JETRO started a business conference today in Ho Chi Minh City that will run through the 12th at the Saigon Convention and Exhibition Centre in District 7.
“This time our focus is on business alliances, much more complicated than the last time,” he told the forum, held by Ho Chi Minh City’s Investment and Trade Promotion Centre (ITPC).
State-run leading lender VietinBank, of which Japan’s Tokyo-Mitsubishi UFJ holds a 20 per cent stake, provides a lot of credit to Japanese companies investing in Vietnam as well as local exporters to Japan.
Nguyen Thanh Tung, a Vietinbank Ho Chi Minh City director, said the Japanese bank is one of the world’s largest and has greatly supported the Vietnamese lender.

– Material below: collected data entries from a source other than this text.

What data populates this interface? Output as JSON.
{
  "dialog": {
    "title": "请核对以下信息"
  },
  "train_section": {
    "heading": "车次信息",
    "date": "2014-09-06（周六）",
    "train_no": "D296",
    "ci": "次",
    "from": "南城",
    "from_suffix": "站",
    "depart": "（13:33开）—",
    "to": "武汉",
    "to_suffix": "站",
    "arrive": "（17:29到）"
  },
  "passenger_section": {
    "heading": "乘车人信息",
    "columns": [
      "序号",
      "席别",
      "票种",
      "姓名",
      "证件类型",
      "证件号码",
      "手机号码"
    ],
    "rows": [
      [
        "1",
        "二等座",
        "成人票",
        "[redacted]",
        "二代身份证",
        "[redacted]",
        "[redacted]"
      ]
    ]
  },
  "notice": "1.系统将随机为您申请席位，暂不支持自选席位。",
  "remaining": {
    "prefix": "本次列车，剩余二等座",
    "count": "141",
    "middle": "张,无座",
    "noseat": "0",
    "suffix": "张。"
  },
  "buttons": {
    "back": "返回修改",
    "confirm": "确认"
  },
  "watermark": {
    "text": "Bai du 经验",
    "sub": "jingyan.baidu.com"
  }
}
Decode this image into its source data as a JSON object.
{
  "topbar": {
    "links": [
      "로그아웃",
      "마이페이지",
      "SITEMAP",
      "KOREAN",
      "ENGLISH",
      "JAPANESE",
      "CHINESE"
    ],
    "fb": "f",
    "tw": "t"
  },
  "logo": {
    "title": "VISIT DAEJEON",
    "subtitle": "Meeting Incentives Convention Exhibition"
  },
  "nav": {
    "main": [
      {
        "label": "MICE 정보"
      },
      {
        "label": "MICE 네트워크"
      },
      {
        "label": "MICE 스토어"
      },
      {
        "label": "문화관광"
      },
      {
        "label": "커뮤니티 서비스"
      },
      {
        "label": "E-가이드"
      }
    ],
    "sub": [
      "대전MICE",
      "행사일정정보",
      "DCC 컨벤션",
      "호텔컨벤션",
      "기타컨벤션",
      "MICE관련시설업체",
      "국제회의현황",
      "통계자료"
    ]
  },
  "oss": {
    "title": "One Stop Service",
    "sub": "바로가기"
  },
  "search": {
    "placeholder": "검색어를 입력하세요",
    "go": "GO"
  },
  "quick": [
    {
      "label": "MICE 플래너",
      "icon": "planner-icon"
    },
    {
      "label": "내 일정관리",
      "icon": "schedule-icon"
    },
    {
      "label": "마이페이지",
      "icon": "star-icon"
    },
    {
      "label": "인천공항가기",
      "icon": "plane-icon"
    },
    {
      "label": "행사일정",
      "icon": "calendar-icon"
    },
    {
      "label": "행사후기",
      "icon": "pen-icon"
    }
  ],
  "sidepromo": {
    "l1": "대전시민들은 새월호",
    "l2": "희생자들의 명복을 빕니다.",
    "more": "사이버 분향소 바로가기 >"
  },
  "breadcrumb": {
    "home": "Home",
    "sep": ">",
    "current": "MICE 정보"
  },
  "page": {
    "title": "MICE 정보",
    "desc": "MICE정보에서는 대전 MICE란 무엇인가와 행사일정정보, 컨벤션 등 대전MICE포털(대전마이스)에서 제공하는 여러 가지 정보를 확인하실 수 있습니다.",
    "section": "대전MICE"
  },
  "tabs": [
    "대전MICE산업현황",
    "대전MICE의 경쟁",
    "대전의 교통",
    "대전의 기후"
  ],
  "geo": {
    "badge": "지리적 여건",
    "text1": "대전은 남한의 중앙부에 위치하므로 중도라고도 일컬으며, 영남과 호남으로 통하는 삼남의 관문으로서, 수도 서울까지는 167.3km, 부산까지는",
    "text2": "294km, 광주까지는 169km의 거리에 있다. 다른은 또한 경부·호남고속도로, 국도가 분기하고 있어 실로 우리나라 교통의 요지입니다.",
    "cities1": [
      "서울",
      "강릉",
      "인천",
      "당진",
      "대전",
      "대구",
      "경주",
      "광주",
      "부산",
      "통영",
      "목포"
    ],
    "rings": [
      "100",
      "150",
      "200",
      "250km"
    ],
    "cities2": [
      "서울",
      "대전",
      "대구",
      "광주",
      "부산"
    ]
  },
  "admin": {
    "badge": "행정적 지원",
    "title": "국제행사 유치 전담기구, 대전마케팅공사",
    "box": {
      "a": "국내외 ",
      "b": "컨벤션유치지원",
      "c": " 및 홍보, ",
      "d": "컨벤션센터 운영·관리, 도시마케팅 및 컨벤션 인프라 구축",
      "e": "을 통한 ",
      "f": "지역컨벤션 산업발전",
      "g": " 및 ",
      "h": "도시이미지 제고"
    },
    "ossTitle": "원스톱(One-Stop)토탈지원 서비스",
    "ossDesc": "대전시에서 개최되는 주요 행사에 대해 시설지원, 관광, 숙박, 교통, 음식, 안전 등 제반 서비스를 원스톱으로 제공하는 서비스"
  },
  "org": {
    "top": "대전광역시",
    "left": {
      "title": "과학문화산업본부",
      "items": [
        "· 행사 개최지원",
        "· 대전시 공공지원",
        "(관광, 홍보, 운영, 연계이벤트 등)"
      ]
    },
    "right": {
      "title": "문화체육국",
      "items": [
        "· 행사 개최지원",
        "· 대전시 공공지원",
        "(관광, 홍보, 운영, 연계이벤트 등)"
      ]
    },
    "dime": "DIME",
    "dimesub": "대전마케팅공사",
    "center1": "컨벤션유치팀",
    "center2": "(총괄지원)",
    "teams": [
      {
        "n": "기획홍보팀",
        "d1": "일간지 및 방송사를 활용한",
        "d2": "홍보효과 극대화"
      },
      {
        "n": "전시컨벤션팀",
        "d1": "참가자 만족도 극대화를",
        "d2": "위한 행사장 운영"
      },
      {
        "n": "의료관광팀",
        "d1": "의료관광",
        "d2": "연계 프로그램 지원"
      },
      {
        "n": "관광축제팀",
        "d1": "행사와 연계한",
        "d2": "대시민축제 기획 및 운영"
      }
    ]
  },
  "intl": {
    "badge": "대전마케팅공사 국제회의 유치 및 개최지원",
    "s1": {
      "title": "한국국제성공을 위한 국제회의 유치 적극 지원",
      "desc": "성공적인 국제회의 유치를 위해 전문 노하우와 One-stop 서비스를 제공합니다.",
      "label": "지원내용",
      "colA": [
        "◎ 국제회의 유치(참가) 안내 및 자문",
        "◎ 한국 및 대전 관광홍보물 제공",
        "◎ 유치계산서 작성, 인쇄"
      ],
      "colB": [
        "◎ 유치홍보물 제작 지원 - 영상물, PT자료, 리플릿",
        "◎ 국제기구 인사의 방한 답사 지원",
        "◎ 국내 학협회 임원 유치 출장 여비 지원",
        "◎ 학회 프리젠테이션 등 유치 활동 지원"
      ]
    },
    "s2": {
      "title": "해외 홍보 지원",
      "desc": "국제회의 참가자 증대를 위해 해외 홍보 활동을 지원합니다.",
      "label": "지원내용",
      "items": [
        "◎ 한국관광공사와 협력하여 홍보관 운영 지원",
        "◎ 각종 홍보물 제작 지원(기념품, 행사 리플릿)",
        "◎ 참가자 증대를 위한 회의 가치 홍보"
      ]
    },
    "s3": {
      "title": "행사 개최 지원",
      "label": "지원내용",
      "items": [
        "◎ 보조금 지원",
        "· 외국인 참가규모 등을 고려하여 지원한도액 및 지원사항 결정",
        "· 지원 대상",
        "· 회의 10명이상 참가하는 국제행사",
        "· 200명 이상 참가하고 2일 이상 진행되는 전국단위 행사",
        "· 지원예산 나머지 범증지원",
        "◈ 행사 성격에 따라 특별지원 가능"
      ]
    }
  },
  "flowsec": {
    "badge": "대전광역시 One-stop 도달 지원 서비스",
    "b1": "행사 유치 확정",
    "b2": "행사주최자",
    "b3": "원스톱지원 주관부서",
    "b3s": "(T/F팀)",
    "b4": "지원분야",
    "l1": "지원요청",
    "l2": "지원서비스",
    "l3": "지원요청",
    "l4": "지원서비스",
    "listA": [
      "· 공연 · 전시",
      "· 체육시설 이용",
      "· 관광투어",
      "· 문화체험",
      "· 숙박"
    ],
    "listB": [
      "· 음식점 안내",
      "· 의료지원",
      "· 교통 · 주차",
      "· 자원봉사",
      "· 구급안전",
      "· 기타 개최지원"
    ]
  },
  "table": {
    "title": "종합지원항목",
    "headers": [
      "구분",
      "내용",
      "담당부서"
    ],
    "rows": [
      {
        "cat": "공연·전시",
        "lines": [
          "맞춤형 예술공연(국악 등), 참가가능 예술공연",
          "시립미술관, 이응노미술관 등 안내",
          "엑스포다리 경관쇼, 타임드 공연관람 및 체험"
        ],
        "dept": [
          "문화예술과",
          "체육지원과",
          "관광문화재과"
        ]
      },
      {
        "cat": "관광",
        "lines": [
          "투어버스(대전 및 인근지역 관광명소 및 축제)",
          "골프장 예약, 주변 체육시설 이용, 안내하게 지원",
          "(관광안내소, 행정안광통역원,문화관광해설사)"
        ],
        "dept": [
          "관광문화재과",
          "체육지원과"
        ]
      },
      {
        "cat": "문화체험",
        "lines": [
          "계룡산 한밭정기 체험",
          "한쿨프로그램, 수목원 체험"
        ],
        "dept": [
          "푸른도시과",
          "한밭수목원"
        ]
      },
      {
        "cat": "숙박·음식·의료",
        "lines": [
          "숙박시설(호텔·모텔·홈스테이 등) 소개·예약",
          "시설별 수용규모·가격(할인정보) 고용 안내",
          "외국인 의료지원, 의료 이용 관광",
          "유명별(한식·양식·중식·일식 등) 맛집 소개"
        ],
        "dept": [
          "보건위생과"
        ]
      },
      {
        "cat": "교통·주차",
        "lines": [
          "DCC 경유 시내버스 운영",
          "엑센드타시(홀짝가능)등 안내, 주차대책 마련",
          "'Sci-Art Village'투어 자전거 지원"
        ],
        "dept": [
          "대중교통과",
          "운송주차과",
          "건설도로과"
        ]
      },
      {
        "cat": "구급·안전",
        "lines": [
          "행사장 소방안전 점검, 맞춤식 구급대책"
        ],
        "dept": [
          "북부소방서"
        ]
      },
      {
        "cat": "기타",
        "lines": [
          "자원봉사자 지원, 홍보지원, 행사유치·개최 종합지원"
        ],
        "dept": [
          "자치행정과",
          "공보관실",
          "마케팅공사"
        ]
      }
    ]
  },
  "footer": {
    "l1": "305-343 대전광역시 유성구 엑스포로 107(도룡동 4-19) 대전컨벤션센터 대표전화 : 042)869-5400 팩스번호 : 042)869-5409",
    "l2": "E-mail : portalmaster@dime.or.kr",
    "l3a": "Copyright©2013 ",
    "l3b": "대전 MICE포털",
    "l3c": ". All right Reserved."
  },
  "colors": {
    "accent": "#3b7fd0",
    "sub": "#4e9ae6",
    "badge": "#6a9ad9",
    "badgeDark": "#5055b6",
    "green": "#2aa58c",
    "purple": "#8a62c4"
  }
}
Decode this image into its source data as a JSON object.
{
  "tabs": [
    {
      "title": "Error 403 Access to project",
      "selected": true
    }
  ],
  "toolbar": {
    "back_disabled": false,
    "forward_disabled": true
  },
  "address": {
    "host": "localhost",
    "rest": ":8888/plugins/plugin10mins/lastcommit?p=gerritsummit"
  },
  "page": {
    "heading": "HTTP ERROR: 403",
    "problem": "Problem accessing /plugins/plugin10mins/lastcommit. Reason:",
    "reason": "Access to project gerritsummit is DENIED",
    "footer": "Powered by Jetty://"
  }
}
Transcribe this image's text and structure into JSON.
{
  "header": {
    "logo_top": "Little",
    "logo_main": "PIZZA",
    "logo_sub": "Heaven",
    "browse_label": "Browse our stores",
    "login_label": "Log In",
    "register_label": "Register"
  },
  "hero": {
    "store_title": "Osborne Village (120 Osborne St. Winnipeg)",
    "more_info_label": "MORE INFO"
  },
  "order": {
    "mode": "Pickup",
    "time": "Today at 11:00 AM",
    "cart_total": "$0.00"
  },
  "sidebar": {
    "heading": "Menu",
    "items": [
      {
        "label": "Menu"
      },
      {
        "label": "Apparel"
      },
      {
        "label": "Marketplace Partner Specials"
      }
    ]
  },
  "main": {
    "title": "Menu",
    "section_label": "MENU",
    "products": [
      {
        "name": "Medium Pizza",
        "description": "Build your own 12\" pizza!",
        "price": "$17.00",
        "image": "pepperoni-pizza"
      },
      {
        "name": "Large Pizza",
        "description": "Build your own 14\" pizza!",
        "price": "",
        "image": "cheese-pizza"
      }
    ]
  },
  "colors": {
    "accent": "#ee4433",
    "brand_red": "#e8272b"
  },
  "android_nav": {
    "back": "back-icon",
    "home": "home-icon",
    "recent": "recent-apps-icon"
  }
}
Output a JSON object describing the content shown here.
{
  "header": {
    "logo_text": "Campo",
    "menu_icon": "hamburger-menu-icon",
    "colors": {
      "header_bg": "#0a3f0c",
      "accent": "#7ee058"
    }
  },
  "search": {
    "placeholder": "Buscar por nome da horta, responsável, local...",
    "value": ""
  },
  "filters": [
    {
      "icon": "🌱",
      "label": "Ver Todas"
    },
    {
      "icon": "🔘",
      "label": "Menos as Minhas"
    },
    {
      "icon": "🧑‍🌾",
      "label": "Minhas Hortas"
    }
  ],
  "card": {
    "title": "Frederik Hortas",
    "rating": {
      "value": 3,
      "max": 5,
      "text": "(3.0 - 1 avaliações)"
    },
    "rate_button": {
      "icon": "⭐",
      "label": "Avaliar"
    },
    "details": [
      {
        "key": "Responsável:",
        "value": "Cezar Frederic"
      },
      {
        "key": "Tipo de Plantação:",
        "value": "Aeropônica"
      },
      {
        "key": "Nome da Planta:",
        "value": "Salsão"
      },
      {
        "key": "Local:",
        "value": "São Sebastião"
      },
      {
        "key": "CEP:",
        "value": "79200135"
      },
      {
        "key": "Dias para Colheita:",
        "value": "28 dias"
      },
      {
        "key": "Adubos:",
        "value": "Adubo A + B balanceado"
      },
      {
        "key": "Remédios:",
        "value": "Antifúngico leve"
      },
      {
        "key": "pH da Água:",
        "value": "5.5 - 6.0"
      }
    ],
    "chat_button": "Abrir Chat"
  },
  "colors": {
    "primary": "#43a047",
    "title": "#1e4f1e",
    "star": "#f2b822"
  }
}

The Japan Finance Corporation, another Vietinbank partner, regularly recommends the lender to Japanese SMEs and issues stand-by letters of credit to guarantee Japanese enterprises’ loans.
ITPC director Pho Nam Phuong announced that Ho Chi Minh City would be sending a business mission in October to Tokyo, Osaka, Kobe, and Yokohama to further enhance the cooperation between the two.